The limo finally broke free of the traffic and reached the highway that branched off to the northwest. They left behind the polluted haze that hung over China’s capital and climbed into the Yanshan Hills, which were turning golden in the twilight. The limo exited the highway at Juyongguan Pass, and Arvin caught a glimpse of the Great Wall, which curled across the terrain like a gray ribbon. This section of the wall, he knew, was a modern reconstruction; the Chinese government had patched together the crumbling remnants of the ancient fortifications, restoring them to Ming Dynasty perfection for the benefit of the tourists who flocked to Juyongguan every day. But the tourist facilities had closed more than an hour ago, and all the taxis and charter buses had departed.
The stillness of the place was forbidding. There was no one else around for miles. The limo entered the parking lot, which was empty except for an unmarked panel truck. Bewildered, Arvin turned to Agent Liu. “We’re meeting here? At the wall?”
Liu chuckled. “Yes, and you have it all to yourself. It’s much nicer when there’s no crowd, eh?”
Arvin didn’t like this at all. Were the Guoanbu agents planning to kill him here? Shoot him in the head beside the Great Wall? He imagined his corpse slumped in the wall’s shadow, his hair matted with blood and speckled with flies.
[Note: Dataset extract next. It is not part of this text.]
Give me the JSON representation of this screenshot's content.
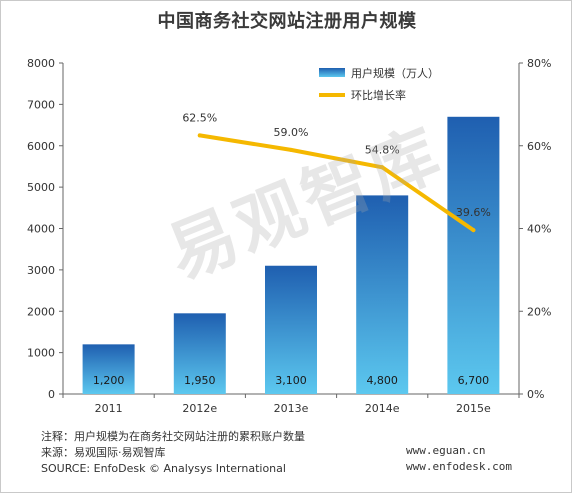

But Arvin suppressed his fear and followed Agent Liu out of the limo.
Two men in dark suits emerged from the shuttered visitors’ center. They cornered Agent Liu and spoke with him in Mandarin. Arvin assumed that the men also worked for the Guoanbu, although they didn’t look like typical, muscle-bound security agents. They were pale and gaunt, and there was something oddly familiar about them. Arvin couldn’t put his finger on it.
After a minute Liu turned back to him. “Okay, it’s all arranged. Go with these two gentlemen, please. They’ll take you to General Tian.”